Moth vine, (Araujia sericifera)
Moth vine comes from South America. It has attractive white flowers which are followed by a fruit which is often mistaken for a choko. The fruit has pale, dull green skin which dries out and splits to reveal numerous seeds which are black with a tuft of white hairs 2-3 cm long. Moth vine is fairly common in gardens and neighbouring bushland and weedy areas around Helensburgh.
It is an invader of bushland as the seed is dispersed by wind and water. It climbs through vegetation and the heavy weight of fruiting vines can break limbs and bring down weaker shrubs and trees. Dense growth smothers smaller vegetation and impedes over-storey regeneration.
Where moth vine is climbing up through garden plants, it is best to remove any fruit and then cut the stem near the ground. Dig out the roots. Seedlings and small plants can be hand-pulled or dug out.

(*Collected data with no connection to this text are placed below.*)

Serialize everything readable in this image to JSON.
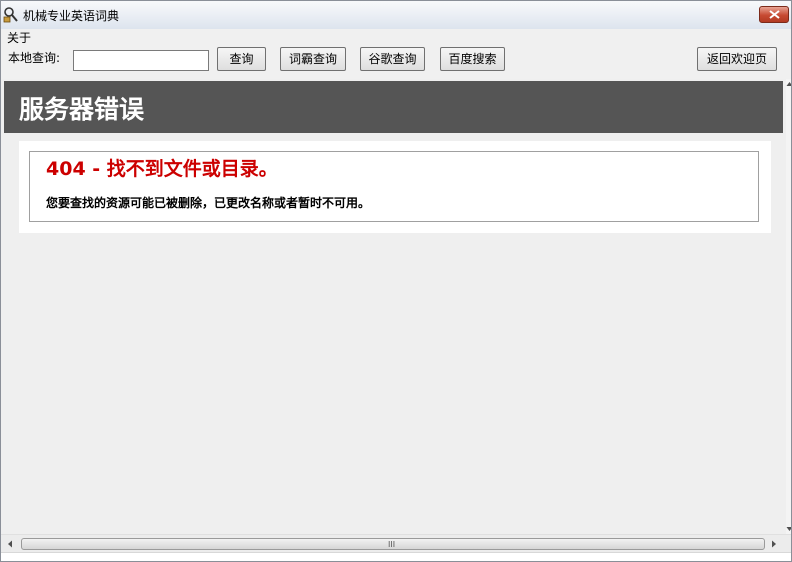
{
  "window": {
    "title": "机械专业英语词典"
  },
  "menu": {
    "items": [
      "关于"
    ]
  },
  "toolbar": {
    "local_label": "本地查询:",
    "search_value": "",
    "query_button": "查询",
    "ciba_button": "词霸查询",
    "google_button": "谷歌查询",
    "baidu_button": "百度搜索",
    "back_button": "返回欢迎页"
  },
  "page": {
    "header": "服务器错误",
    "error_title": "404 - 找不到文件或目录。",
    "error_desc": "您要查找的资源可能已被删除，已更改名称或者暂时不可用。"
  },
  "scrollbar": {
    "grip": "III"
  },
  "colors": {
    "header_bg": "#555555",
    "error_red": "#cc0000"
  }
}
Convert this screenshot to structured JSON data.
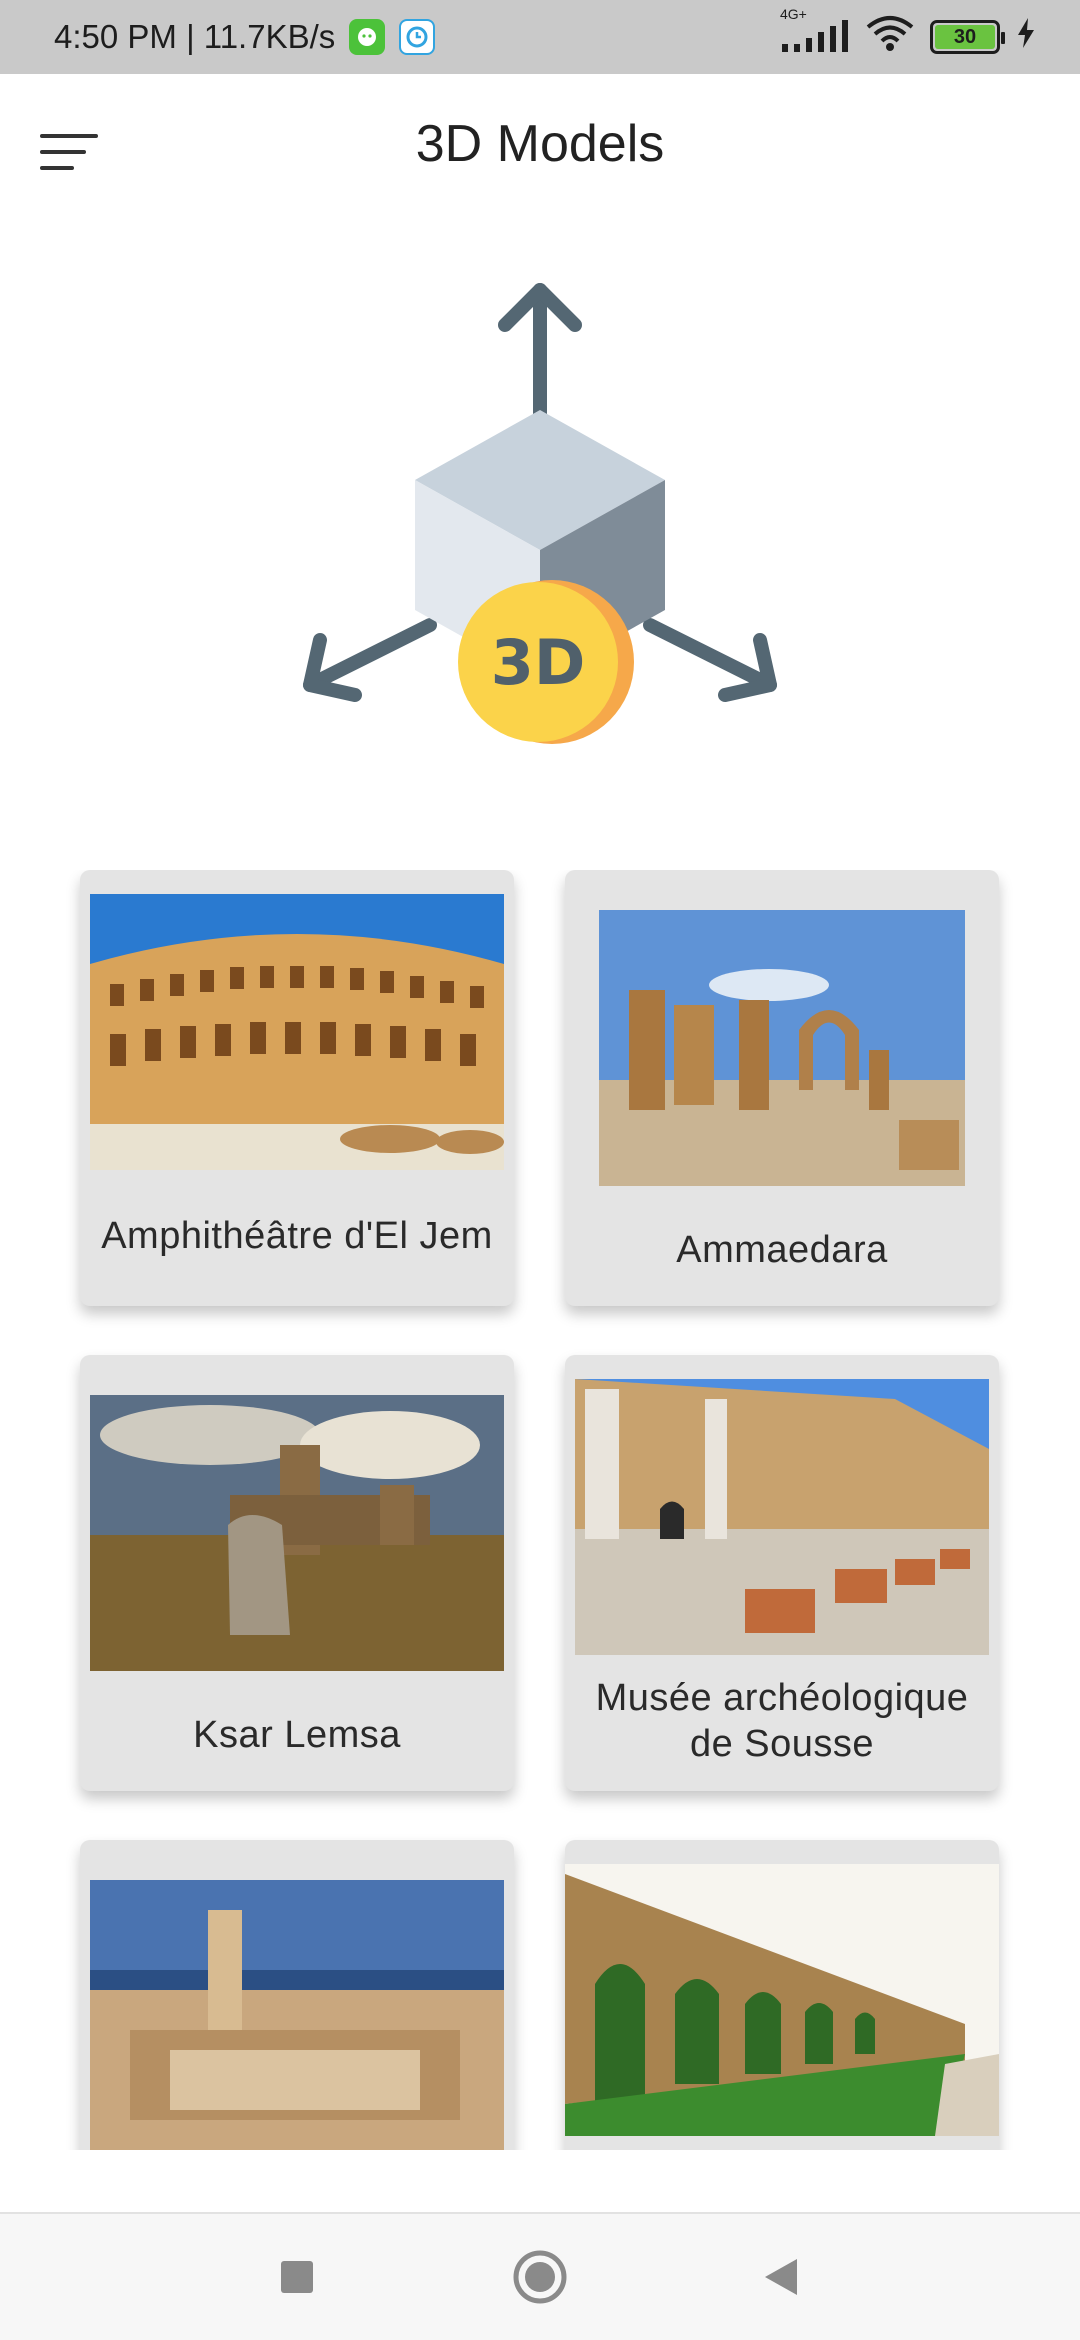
{
  "status_bar": {
    "time_speed": "4:50 PM | 11.7KB/s",
    "network": "4G+",
    "battery": "30"
  },
  "header": {
    "title": "3D Models",
    "menu_icon": "menu-icon"
  },
  "hero": {
    "badge_text": "3D"
  },
  "models": [
    {
      "name": "Amphithéâtre d'El Jem"
    },
    {
      "name": "Ammaedara"
    },
    {
      "name": "Ksar Lemsa"
    },
    {
      "name": "Musée archéologique de Sousse"
    },
    {
      "name": ""
    },
    {
      "name": ""
    }
  ],
  "colors": {
    "status_bar": "#c9c9c9",
    "card_bg": "#e4e4e4",
    "arrow": "#546773",
    "badge": "#fbd34a"
  }
}
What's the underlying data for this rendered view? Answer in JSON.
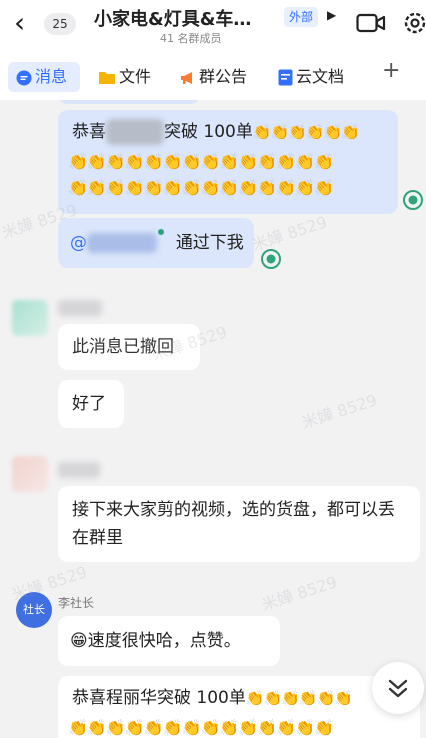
{
  "header": {
    "unread_count": "25",
    "title": "小家电&灯具&车…",
    "member_count": "41 名群成员",
    "external_tag": "外部"
  },
  "tabs": [
    {
      "label": "消息",
      "icon": "chat-icon"
    },
    {
      "label": "文件",
      "icon": "folder-icon"
    },
    {
      "label": "群公告",
      "icon": "megaphone-icon"
    },
    {
      "label": "云文档",
      "icon": "doc-icon"
    }
  ],
  "messages": {
    "m1_prefix": "恭喜",
    "m1_suffix": "突破 100单",
    "m2_prefix": "@",
    "m2_suffix": "通过下我",
    "m3": "此消息已撤回",
    "m4": "好了",
    "m5": "接下来大家剪的视频，选的货盘，都可以丢在群里",
    "sender_name": "李社长",
    "sender_avatar": "社长",
    "m6_emoji": "😁",
    "m6": "速度很快哈，点赞。",
    "m7": "恭喜程丽华突破 100单"
  },
  "watermark": "米嬅 8529",
  "colors": {
    "accent": "#3370ff",
    "self_bubble": "#dbe6fc",
    "read_check": "#2fa37a",
    "avatar_blue": "#3f6fe0"
  }
}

Moth vine’s latex can be highly irritating and allergenic. Always wear gloves when handling plants and avoid getting latex in the eyes or mouth.
Grow Me Instead
Wonga wonga vine, Pandorea pandorana
This is a vigorous Australian native twining plant. One of the selected colour forms is ‘Snowbells’ which has pure white flowers.
Old man’s beard, Clematis aristata
A local native vine which flowers in spring, this species is most attractive with its masses of creamy white flowers.
Chinese star jasmine, Trachelospermum jasminoides
A hardy climber or ground cover plant with perfumed white flowers in spring. Apparently, its irritating, milky latex-like sap makes it resistant to the depredations of Australian possums.